À 93 ans, il publie un cinquième roman, Dieu ramasse les copies (éd. Atlantica), dont le titre, crépusculaire, pourrait résumer trente-six années de chroniques enchantées à L'Équipe. Autant que le match, l'événement, c'était le «papier de Lalanne». L'ailier international Christian Darrouy (40 sélections) l'attendait «pour savoir s'il avait bien joué». Jacques Chaban-Delmas le dégustait avec ses oeufs à la coque au petit-déjeuner. En 1958, l'écrivain Antoine Blondin l'avait désigné comme le «seizième homme du quinze de France».
De retour d'une tournée héroïque de l'équipe de France en Afrique du Sud (deux test-matches soldés par un nul [3-3] et une victoire [9-5]), Denis Lalanne en avait tiré un livre choc, palpitant, le Grand Combat du quinze de France, rehaussé d'un éclat littéraire. «La télévision a fait des rugbymen des stars mais, à l'époque, ils étaient des antistars. Je partageais leurs chambres, je me saoulais la gueule avec eux, on était des copains», dit-il déconcerté à la seule pensée qu'il faille aujourd'hui «passer par un agent pour interviewer un joueur».
En décembre, il recevra le Prix d'Académie, décerné par l'Académie française pour l'ensemble de son oeuvre, «une marque de reconnaissance pour notre profession». Lundi dernier, il nous a reçus, chez lui, à Anglet, le temps d'un bref décalage sur ses années de bourlingue auprès des frères Boniface et de Blondin, la caution littéraire de L'Équipe dont il n'avait rien à envier. Car il y avait un style Lalanne, un ton, dans chacune de ses chroniques, une «petite musique». Quelque chose d'inimitable...

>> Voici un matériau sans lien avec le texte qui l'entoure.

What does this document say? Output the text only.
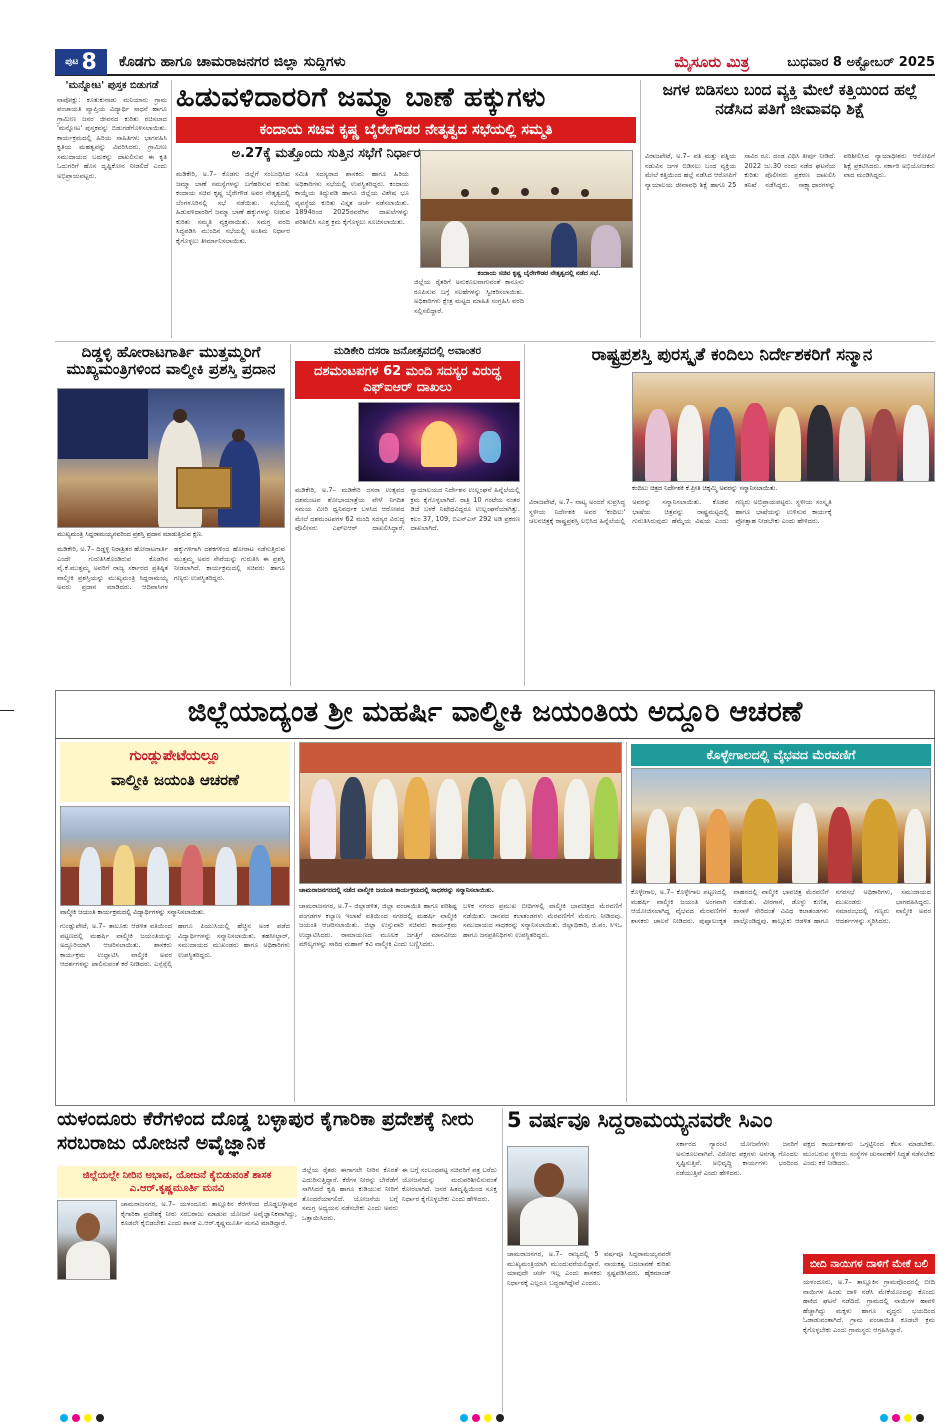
ಪುಟ 8 ಕೊಡಗು ಹಾಗೂ ಚಾಮರಾಜನಗರ ಜಿಲ್ಲಾ ಸುದ್ದಿಗಳು	ಮೈಸೂರು ಮಿತ್ರ	ಬುಧವಾರ 8 ಅಕ್ಟೋಬರ್ 2025
'ಮನ್ನೋಟ' ಪುಸ್ತಕ ಬಿಡುಗಡೆ
ನಾಪೋಕ್ಲು: ಕೂತುಕುನಾಡು ಮನಿಯಾರು ಗ್ರಾಮ ಪಂಚಾಯತಿ ವ್ಯಾಪ್ತಿಯ ವಿದ್ಯಾರ್ಥಿ ಸಾಧನೆ ಹಾಗೂ ಗ್ರಾಮೀಣ ಜನರ ಜೀವನದ ಕುರಿತು ರಚಿಸಲಾದ 'ಮನ್ನೋಟ' ಪುಸ್ತಕವನ್ನು ಬಿಡುಗಡೆಗೊಳಿಸಲಾಯಿತು. ಕಾರ್ಯಕ್ರಮದಲ್ಲಿ ಹಿರಿಯ ಸಾಹಿತಿಗಳು ಭಾಗವಹಿಸಿ ಕೃತಿಯ ಮಹತ್ವವನ್ನು ವಿವರಿಸಿದರು. ಗ್ರಾಮೀಣ ಸಮುದಾಯದ ಬದುಕನ್ನು ದಾಖಲಿಸುವ ಈ ಕೃತಿ ಓದುಗರಿಗೆ ಹೊಸ ದೃಷ್ಟಿಕೋನ ನೀಡಲಿದೆ ಎಂದು ಅಭಿಪ್ರಾಯಪಟ್ಟರು.
ಹಿಡುವಳಿದಾರರಿಗೆ ಜಮ್ಮಾ ಬಾಣೆ ಹಕ್ಕುಗಳು
ಕಂದಾಯ ಸಚಿವ ಕೃಷ್ಣ ಬೈರೇಗೌಡರ ನೇತೃತ್ವದ ಸಭೆಯಲ್ಲಿ ಸಮ್ಮತಿ
ಅ.27ಕ್ಕೆ ಮತ್ತೊಂದು ಸುತ್ತಿನ ಸಭೆಗೆ ನಿರ್ಧಾರ
ಮಡಿಕೇರಿ, ಅ.7– ಕೊಡಗು ಜಿಲ್ಲೆಗೆ ಸಂಬಂಧಿಸಿದ ಜಮ್ಮಾ ಬಾಣೆ ಸಮಸ್ಯೆಗಳನ್ನು ಬಗೆಹರಿಸುವ ಕುರಿತು ಕಂದಾಯ ಸಚಿವ ಕೃಷ್ಣ ಬೈರೇಗೌಡ ಅವರ ನೇತೃತ್ವದಲ್ಲಿ ಬೆಂಗಳೂರಿನಲ್ಲಿ ಸಭೆ ನಡೆಯಿತು. ಸಭೆಯಲ್ಲಿ ಹಿಡುವಳಿದಾರರಿಗೆ ಜಮ್ಮಾ ಬಾಣೆ ಹಕ್ಕುಗಳನ್ನು ನೀಡುವ ಕುರಿತು ಸಮ್ಮತಿ ವ್ಯಕ್ತವಾಯಿತು. ಸಮಗ್ರ ವರದಿ ಸಿದ್ಧಪಡಿಸಿ ಮುಂದಿನ ಸಭೆಯಲ್ಲಿ ಅಂತಿಮ ನಿರ್ಧಾರ ಕೈಗೊಳ್ಳಲು ತೀರ್ಮಾನಿಸಲಾಯಿತು.
ಸಮಿತಿ ಸದಸ್ಯರಾದ ಶಾಸಕರು ಹಾಗೂ ಹಿರಿಯ ಅಧಿಕಾರಿಗಳು ಸಭೆಯಲ್ಲಿ ಉಪಸ್ಥಿತರಿದ್ದರು. ಕಂದಾಯ ಕಾಯ್ದೆಯ ತಿದ್ದುಪಡಿ ಹಾಗೂ ಜಿಲ್ಲೆಯ ವಿಶೇಷ ಭೂ ವ್ಯವಸ್ಥೆಯ ಕುರಿತು ವಿಸ್ತೃತ ಚರ್ಚೆ ನಡೆಸಲಾಯಿತು. 1894ರಿಂದ 2025ರವರೆಗಿನ ದಾಖಲೆಗಳನ್ನು ಪರಿಶೀಲಿಸಿ ಸೂಕ್ತ ಕ್ರಮ ಕೈಗೊಳ್ಳಲು ಸೂಚಿಸಲಾಯಿತು.
ಜಿಲ್ಲೆಯ ರೈತರಿಗೆ ಅನುಕೂಲವಾಗುವಂತೆ ಕಾನೂನು ರೂಪಿಸುವ ಬಗ್ಗೆ ಸಲಹೆಗಳನ್ನು ಸ್ವೀಕರಿಸಲಾಯಿತು. ಅಧಿಕಾರಿಗಳು ಕ್ಷೇತ್ರ ಮಟ್ಟದ ಮಾಹಿತಿ ಸಂಗ್ರಹಿಸಿ ವರದಿ ಸಲ್ಲಿಸಲಿದ್ದಾರೆ.
ಕಂದಾಯ ಸಚಿವ ಕೃಷ್ಣ ಬೈರೇಗೌಡರ ನೇತೃತ್ವದಲ್ಲಿ ನಡೆದ ಸಭೆ.
ಜಗಳ ಬಿಡಿಸಲು ಬಂದ ವ್ಯಕ್ತಿ ಮೇಲೆ ಕತ್ತಿಯಿಂದ ಹಲ್ಲೆ ನಡೆಸಿದ ಪತಿಗೆ ಜೀವಾವಧಿ ಶಿಕ್ಷೆ
ವಿರಾಜಪೇಟೆ, ಅ.7– ಪತಿ ಮತ್ತು ಪತ್ನಿಯ ನಡುವಿನ ಜಗಳ ಬಿಡಿಸಲು ಬಂದ ವ್ಯಕ್ತಿಯ ಮೇಲೆ ಕತ್ತಿಯಿಂದ ಹಲ್ಲೆ ನಡೆಸಿದ ಆರೋಪಿಗೆ ನ್ಯಾಯಾಲಯ ಜೀವಾವಧಿ ಶಿಕ್ಷೆ ಹಾಗೂ 25 ಸಾವಿರ ರೂ. ದಂಡ ವಿಧಿಸಿ ತೀರ್ಪು ನೀಡಿದೆ. 2022 ಜು.30 ರಂದು ನಡೆದ ಘಟನೆಯ ಕುರಿತು ಪೊಲೀಸರು ಪ್ರಕರಣ ದಾಖಲಿಸಿ ತನಿಖೆ ನಡೆಸಿದ್ದರು. ಸಾಕ್ಷ್ಯಾಧಾರಗಳನ್ನು ಪರಿಶೀಲಿಸಿದ ನ್ಯಾಯಾಧೀಶರು ಆರೋಪಿಗೆ ಶಿಕ್ಷೆ ಪ್ರಕಟಿಸಿದರು. ಸರ್ಕಾರಿ ಅಭಿಯೋಜಕರು ವಾದ ಮಂಡಿಸಿದ್ದರು.
ದಿಡ್ಡಳ್ಳಿ ಹೋರಾಟಗಾರ್ತಿ ಮುತ್ತಮ್ಮರಿಗೆ ಮುಖ್ಯಮಂತ್ರಿಗಳಿಂದ ವಾಲ್ಮೀಕಿ ಪ್ರಶಸ್ತಿ ಪ್ರದಾನ
ಮುಖ್ಯಮಂತ್ರಿ ಸಿದ್ದರಾಮಯ್ಯನವರಿಂದ ಪ್ರಶಸ್ತಿ ಪ್ರದಾನ ಮಾಡುತ್ತಿರುವ ಕ್ಷಣ.
ಮಡಿಕೇರಿ, ಅ.7– ದಿಡ್ಡಳ್ಳಿ ನಿರಾಶ್ರಿತರ ಹೋರಾಟಗಾರ್ತಿ ಎಂದೇ ಗುರುತಿಸಿಕೊಂಡಿರುವ ಕೊಡಗಿನ ವೈ.ಕೆ.ಮುತ್ತಮ್ಮ ಅವರಿಗೆ ರಾಜ್ಯ ಸರ್ಕಾರದ ಪ್ರತಿಷ್ಠಿತ ವಾಲ್ಮೀಕಿ ಪ್ರಶಸ್ತಿಯನ್ನು ಮುಖ್ಯಮಂತ್ರಿ ಸಿದ್ದರಾಮಯ್ಯ ಅವರು ಪ್ರದಾನ ಮಾಡಿದರು. ಆದಿವಾಸಿಗಳ ಹಕ್ಕುಗಳಿಗಾಗಿ ದಶಕಗಳಿಂದ ಹೋರಾಟ ನಡೆಸುತ್ತಿರುವ ಮುತ್ತಮ್ಮ ಅವರ ಸೇವೆಯನ್ನು ಗುರುತಿಸಿ ಈ ಪ್ರಶಸ್ತಿ ನೀಡಲಾಗಿದೆ. ಕಾರ್ಯಕ್ರಮದಲ್ಲಿ ಸಚಿವರು ಹಾಗೂ ಗಣ್ಯರು ಉಪಸ್ಥಿತರಿದ್ದರು.
ಮಡಿಕೇರಿ ದಸರಾ ಜನೋತ್ಸವದಲ್ಲಿ ಅವಾಂತರ
ದಶಮಂಟಪಗಳ 62 ಮಂದಿ ಸದಸ್ಯರ ವಿರುದ್ಧ ಎಫ್‌ಐಆರ್ ದಾಖಲು
ಮಡಿಕೇರಿ, ಅ.7– ಮಡಿಕೇರಿ ದಸರಾ ಉತ್ಸವದ ದಶಮಂಟಪ ಶೋಭಾಯಾತ್ರೆಯ ವೇಳೆ ನಿಗದಿತ ಸಮಯ ಮೀರಿ ಧ್ವನಿವರ್ಧಕ ಬಳಸಿದ ಆರೋಪದ ಮೇಲೆ ದಶಮಂಟಪಗಳ 62 ಮಂದಿ ಸದಸ್ಯರ ವಿರುದ್ಧ ಪೊಲೀಸರು ಎಫ್‌ಐಆರ್ ದಾಖಲಿಸಿದ್ದಾರೆ. ನ್ಯಾಯಾಲಯದ ನಿರ್ದೇಶನ ಉಲ್ಲಂಘನೆ ಹಿನ್ನೆಲೆಯಲ್ಲಿ ಕ್ರಮ ಕೈಗೊಳ್ಳಲಾಗಿದೆ. ರಾತ್ರಿ 10 ಗಂಟೆಯ ನಂತರ ಡಿಜೆ ಬಳಕೆ ನಿಷೇಧವಿದ್ದರೂ ಉಲ್ಲಂಘನೆಯಾಗಿತ್ತು. ಕಲಂ 37, 109, ಬಿಎನ್‌ಎಸ್ 292 ಅಡಿ ಪ್ರಕರಣ ದಾಖಲಾಗಿದೆ.
ರಾಷ್ಟ್ರಪ್ರಶಸ್ತಿ ಪುರಸ್ಕೃತೆ ಕಂದಿಲು ನಿರ್ದೇಶಕರಿಗೆ ಸನ್ಮಾನ
ಕಂದಿಲು ಚಿತ್ರದ ನಿರ್ದೇಶಕಿ ಕೆ.ಪ್ರೀತಿ ಚಿಕ್ಕಮ್ಮಿ ಅವರನ್ನು ಸನ್ಮಾನಿಸಲಾಯಿತು.
ವಿರಾಜಪೇಟೆ, ಅ.7– ನಾಟ್ಯ ಅಂದರೆ ಸುಪ್ರಸಿದ್ಧ ಸ್ಥಳೀಯ ನಿರ್ದೇಶಕಿ ಅವರ 'ಕಂದಿಲು' ಚಲನಚಿತ್ರಕ್ಕೆ ರಾಷ್ಟ್ರಪ್ರಶಸ್ತಿ ಲಭಿಸಿದ ಹಿನ್ನೆಲೆಯಲ್ಲಿ ಅವರನ್ನು ಸನ್ಮಾನಿಸಲಾಯಿತು. ಕೊಡವ ಭಾಷೆಯ ಚಿತ್ರವನ್ನು ರಾಷ್ಟ್ರಮಟ್ಟದಲ್ಲಿ ಗುರುತಿಸಿರುವುದು ಹೆಮ್ಮೆಯ ವಿಷಯ ಎಂದು ಗಣ್ಯರು ಅಭಿಪ್ರಾಯಪಟ್ಟರು. ಸ್ಥಳೀಯ ಸಂಸ್ಕೃತಿ ಹಾಗೂ ಭಾಷೆಯನ್ನು ಉಳಿಸುವ ಕಾರ್ಯಕ್ಕೆ ಪ್ರೋತ್ಸಾಹ ನೀಡಬೇಕು ಎಂದು ಹೇಳಿದರು.
ಜಿಲ್ಲೆಯಾದ್ಯಂತ ಶ್ರೀ ಮಹರ್ಷಿ ವಾಲ್ಮೀಕಿ ಜಯಂತಿಯ ಅದ್ದೂರಿ ಆಚರಣೆ
ಗುಂಡ್ಲುಪೇಟೆಯಲ್ಲೂ
ವಾಲ್ಮೀಕಿ ಜಯಂತಿ ಆಚರಣೆ
ವಾಲ್ಮೀಕಿ ಜಯಂತಿ ಕಾರ್ಯಕ್ರಮದಲ್ಲಿ ವಿದ್ಯಾರ್ಥಿಗಳನ್ನು ಸನ್ಮಾನಿಸಲಾಯಿತು.
ಗುಂಡ್ಲುಪೇಟೆ, ಅ.7– ತಾಲೂಕು ಆಡಳಿತ ವತಿಯಿಂದ ಪಟ್ಟಣದಲ್ಲಿ ಮಹರ್ಷಿ ವಾಲ್ಮೀಕಿ ಜಯಂತಿಯನ್ನು ಅದ್ದೂರಿಯಾಗಿ ಆಚರಿಸಲಾಯಿತು. ಶಾಸಕರು ಕಾರ್ಯಕ್ರಮ ಉದ್ಘಾಟಿಸಿ ವಾಲ್ಮೀಕಿ ಅವರ ಆದರ್ಶಗಳನ್ನು ಪಾಲಿಸುವಂತೆ ಕರೆ ನೀಡಿದರು. ಎಸ್ಸೆಸ್ಸೆಲ್ಸಿ ಹಾಗೂ ಪಿಯುಸಿಯಲ್ಲಿ ಹೆಚ್ಚಿನ ಅಂಕ ಪಡೆದ ವಿದ್ಯಾರ್ಥಿಗಳನ್ನು ಸನ್ಮಾನಿಸಲಾಯಿತು. ತಹಸೀಲ್ದಾರ್, ಸಮುದಾಯದ ಮುಖಂಡರು ಹಾಗೂ ಅಧಿಕಾರಿಗಳು ಉಪಸ್ಥಿತರಿದ್ದರು.
ಚಾಮರಾಜನಗರದಲ್ಲಿ ನಡೆದ ವಾಲ್ಮೀಕಿ ಜಯಂತಿ ಕಾರ್ಯಕ್ರಮದಲ್ಲಿ ಸಾಧಕರನ್ನು ಸನ್ಮಾನಿಸಲಾಯಿತು.
ಚಾಮರಾಜನಗರ, ಅ.7– ಜಿಲ್ಲಾಡಳಿತ, ಜಿಲ್ಲಾ ಪಂಚಾಯಿತಿ ಹಾಗೂ ಪರಿಶಿಷ್ಟ ಪಂಗಡಗಳ ಕಲ್ಯಾಣ ಇಲಾಖೆ ವತಿಯಿಂದ ನಗರದಲ್ಲಿ ಮಹರ್ಷಿ ವಾಲ್ಮೀಕಿ ಜಯಂತಿ ಆಚರಿಸಲಾಯಿತು. ಜಿಲ್ಲಾ ಉಸ್ತುವಾರಿ ಸಚಿವರು ಕಾರ್ಯಕ್ರಮ ಉದ್ಘಾಟಿಸಿದರು. ರಾಮಾಯಣದ ಮೂಲಕ ಜಗತ್ತಿಗೆ ಮಾನವೀಯ ಮೌಲ್ಯಗಳನ್ನು ಸಾರಿದ ಮಹಾನ್ ಕವಿ ವಾಲ್ಮೀಕಿ ಎಂದು ಬಣ್ಣಿಸಿದರು.
ಬಳಿಕ ನಗರದ ಪ್ರಮುಖ ಬೀದಿಗಳಲ್ಲಿ ವಾಲ್ಮೀಕಿ ಭಾವಚಿತ್ರದ ಮೆರವಣಿಗೆ ನಡೆಯಿತು. ಜಾನಪದ ಕಲಾತಂಡಗಳು ಮೆರವಣಿಗೆಗೆ ಮೆರುಗು ನೀಡಿದವು. ಸಮುದಾಯದ ಸಾಧಕರನ್ನು ಸನ್ಮಾನಿಸಲಾಯಿತು. ಜಿಲ್ಲಾಧಿಕಾರಿ, ಜಿ.ಪಂ. ಸಿಇಒ ಹಾಗೂ ಜನಪ್ರತಿನಿಧಿಗಳು ಉಪಸ್ಥಿತರಿದ್ದರು.
ಕೊಳ್ಳೇಗಾಲದಲ್ಲಿ ವೈಭವದ ಮೆರವಣಿಗೆ
ಕೊಳ್ಳೇಗಾಲ, ಅ.7– ಕೊಳ್ಳೇಗಾಲ ಪಟ್ಟಣದಲ್ಲಿ ಮಹರ್ಷಿ ವಾಲ್ಮೀಕಿ ಜಯಂತಿ ಅಂಗವಾಗಿ ಆಯೋಜಿಸಲಾಗಿದ್ದ ವೈಭವದ ಮೆರವಣಿಗೆಗೆ ಶಾಸಕರು ಚಾಲನೆ ನೀಡಿದರು. ಪುಷ್ಪಾಲಂಕೃತ ವಾಹನದಲ್ಲಿ ವಾಲ್ಮೀಕಿ ಭಾವಚಿತ್ರ ಮೆರವಣಿಗೆ ನಡೆಯಿತು. ವೀರಗಾಸೆ, ಡೊಳ್ಳು ಕುಣಿತ, ಕಂಸಾಳೆ ಸೇರಿದಂತೆ ವಿವಿಧ ಕಲಾತಂಡಗಳು ಪಾಲ್ಗೊಂಡಿದ್ದವು. ತಾಲ್ಲೂಕು ಆಡಳಿತ ಹಾಗೂ ನಗರಸಭೆ ಅಧಿಕಾರಿಗಳು, ಸಮುದಾಯದ ಮುಖಂಡರು ಭಾಗವಹಿಸಿದ್ದರು. ಸಮಾರಂಭದಲ್ಲಿ ಗಣ್ಯರು ವಾಲ್ಮೀಕಿ ಅವರ ಆದರ್ಶಗಳನ್ನು ಸ್ಮರಿಸಿದರು.
ಯಳಂದೂರು ಕೆರೆಗಳಿಂದ ದೊಡ್ಡ ಬಳ್ಳಾಪುರ ಕೈಗಾರಿಕಾ ಪ್ರದೇಶಕ್ಕೆ ನೀರು ಸರಬರಾಜು ಯೋಜನೆ ಅವೈಜ್ಞಾನಿಕ
ಜಿಲ್ಲೆಯಲ್ಲೇ ನೀರಿನ ಅಭಾವ, ಯೋಜನೆ ಕೈಬಿಡುವಂತೆ ಶಾಸಕ ಎ.ಆರ್.ಕೃಷ್ಣಮೂರ್ತಿ ಮನವಿ
ಚಾಮರಾಜನಗರ, ಅ.7– ಯಳಂದೂರು ತಾಲ್ಲೂಕಿನ ಕೆರೆಗಳಿಂದ ದೊಡ್ಡಬಳ್ಳಾಪುರ ಕೈಗಾರಿಕಾ ಪ್ರದೇಶಕ್ಕೆ ನೀರು ಸರಬರಾಜು ಮಾಡುವ ಯೋಜನೆ ಅವೈಜ್ಞಾನಿಕವಾಗಿದ್ದು, ಕೂಡಲೇ ಕೈಬಿಡಬೇಕು ಎಂದು ಶಾಸಕ ಎ.ಆರ್.ಕೃಷ್ಣಮೂರ್ತಿ ಮನವಿ ಮಾಡಿದ್ದಾರೆ.
ಜಿಲ್ಲೆಯ ರೈತರು ಈಗಾಗಲೇ ನೀರಿನ ಕೊರತೆ ಎದುರಿಸುತ್ತಿದ್ದಾರೆ. ಕೆರೆಗಳ ನೀರನ್ನು ಬೇರೆಡೆಗೆ ಸಾಗಿಸಿದರೆ ಕೃಷಿ ಹಾಗೂ ಕುಡಿಯುವ ನೀರಿಗೆ ತೊಂದರೆಯಾಗಲಿದೆ. ಯೋಜನೆಯ ಬಗ್ಗೆ ಸಮಗ್ರ ಅಧ್ಯಯನ ನಡೆಸಬೇಕು ಎಂದು ಅವರು ಒತ್ತಾಯಿಸಿದರು.
ಈ ಬಗ್ಗೆ ಸಂಬಂಧಪಟ್ಟ ಸಚಿವರಿಗೆ ಪತ್ರ ಬರೆದು ಯೋಜನೆಯನ್ನು ಮರುಪರಿಶೀಲಿಸುವಂತೆ ಕೋರಲಾಗಿದೆ. ಜನರ ಹಿತದೃಷ್ಟಿಯಿಂದ ಸೂಕ್ತ ನಿರ್ಧಾರ ಕೈಗೊಳ್ಳಬೇಕು ಎಂದು ಹೇಳಿದರು.
5 ವರ್ಷವೂ ಸಿದ್ದರಾಮಯ್ಯನವರೇ ಸಿಎಂ
ಚಾಮರಾಜನಗರ, ಅ.7– ರಾಜ್ಯದಲ್ಲಿ 5 ವರ್ಷವೂ ಸಿದ್ದರಾಮಯ್ಯನವರೇ ಮುಖ್ಯಮಂತ್ರಿಯಾಗಿ ಮುಂದುವರೆಯಲಿದ್ದಾರೆ. ನಾಯಕತ್ವ ಬದಲಾವಣೆ ಕುರಿತು ಯಾವುದೇ ಚರ್ಚೆ ಇಲ್ಲ ಎಂದು ಶಾಸಕರು ಸ್ಪಷ್ಟಪಡಿಸಿದರು. ಹೈಕಮಾಂಡ್ ನಿರ್ಧಾರಕ್ಕೆ ಎಲ್ಲರೂ ಬದ್ಧರಾಗಿದ್ದೇವೆ ಎಂದರು.
ಸರ್ಕಾರದ ಗ್ಯಾರಂಟಿ ಯೋಜನೆಗಳು ಜನರಿಗೆ ಅನುಕೂಲವಾಗಿವೆ. ವಿರೋಧ ಪಕ್ಷಗಳು ಅನಗತ್ಯ ಗೊಂದಲ ಸೃಷ್ಟಿಸುತ್ತಿವೆ. ಅಭಿವೃದ್ಧಿ ಕಾರ್ಯಗಳು ಭರದಿಂದ ನಡೆಯುತ್ತಿವೆ ಎಂದು ಹೇಳಿದರು.
ಪಕ್ಷದ ಕಾರ್ಯಕರ್ತರು ಒಗ್ಗಟ್ಟಿನಿಂದ ಕೆಲಸ ಮಾಡಬೇಕು. ಮುಂಬರುವ ಸ್ಥಳೀಯ ಸಂಸ್ಥೆಗಳ ಚುನಾವಣೆಗೆ ಸಿದ್ಧತೆ ನಡೆಸಬೇಕು ಎಂದು ಕರೆ ನೀಡಿದರು.
ಬೀದಿ ನಾಯಿಗಳ ದಾಳಿಗೆ ಮೇಕೆ ಬಲಿ
ಯಳಂದೂರು, ಅ.7– ತಾಲ್ಲೂಕಿನ ಗ್ರಾಮವೊಂದರಲ್ಲಿ ಬೀದಿ ನಾಯಿಗಳ ಹಿಂಡು ದಾಳಿ ನಡೆಸಿ ಮೇಕೆಯೊಂದನ್ನು ಕೊಂದು ಹಾಕಿದ ಘಟನೆ ನಡೆದಿದೆ. ಗ್ರಾಮದಲ್ಲಿ ನಾಯಿಗಳ ಹಾವಳಿ ಹೆಚ್ಚಾಗಿದ್ದು ಮಕ್ಕಳು ಹಾಗೂ ವೃದ್ಧರು ಭಯದಿಂದ ಓಡಾಡುವಂತಾಗಿದೆ. ಗ್ರಾಮ ಪಂಚಾಯಿತಿ ಕೂಡಲೇ ಕ್ರಮ ಕೈಗೊಳ್ಳಬೇಕು ಎಂದು ಗ್ರಾಮಸ್ಥರು ಆಗ್ರಹಿಸಿದ್ದಾರೆ.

«Commençons par cette question très simple, étiez-vous prédisposé à devenir journaliste ?
Pas vraiment. En 1946, je vis à Tarbes avec ma mère qui travaille bravement comme infirmière. Mon père, qui voulait que je sois pharmacien, est mort. La vie est dure, j'ai besoin de travailler. J'enfonce littéralement la porte de mon premier employeur, un canard qui s'appelait Pyrénées, et je m'improvise journaliste quand mon rêve aurait été de faire les Beaux-Arts. Mais je me sens tout de suite à ma place, grisé par cette humanité que je rencontre dans les prétoires, les pèlerinages car je fais tout : les chiens écrasés, la correctionnelle, les miracles à Lourdes, les sports, des caricatures de Jean Prat, de René Valmy, d'une star de l'époque comme Larbi Benbarek. Puis je deviens correspondant pour tout le sud-ouest du Figaro que j'abreuve de papiers sur le rugby. J'avais sous la main les trois quarts des joueurs de l'équipe de France, qu'ils soient de Pau, de Lourdes, de Tarbes. Et en septembre 1953, je rentre au Figaro.
C'est votre acte de naissance ?
Oh oui ! Journaliste à Paris, c'est le rêve. On travaillait à côté de Jours de France, au rond-point des Champs-Élysées. C'est la première fois que j'allais me balader en voiture avec chauffeur.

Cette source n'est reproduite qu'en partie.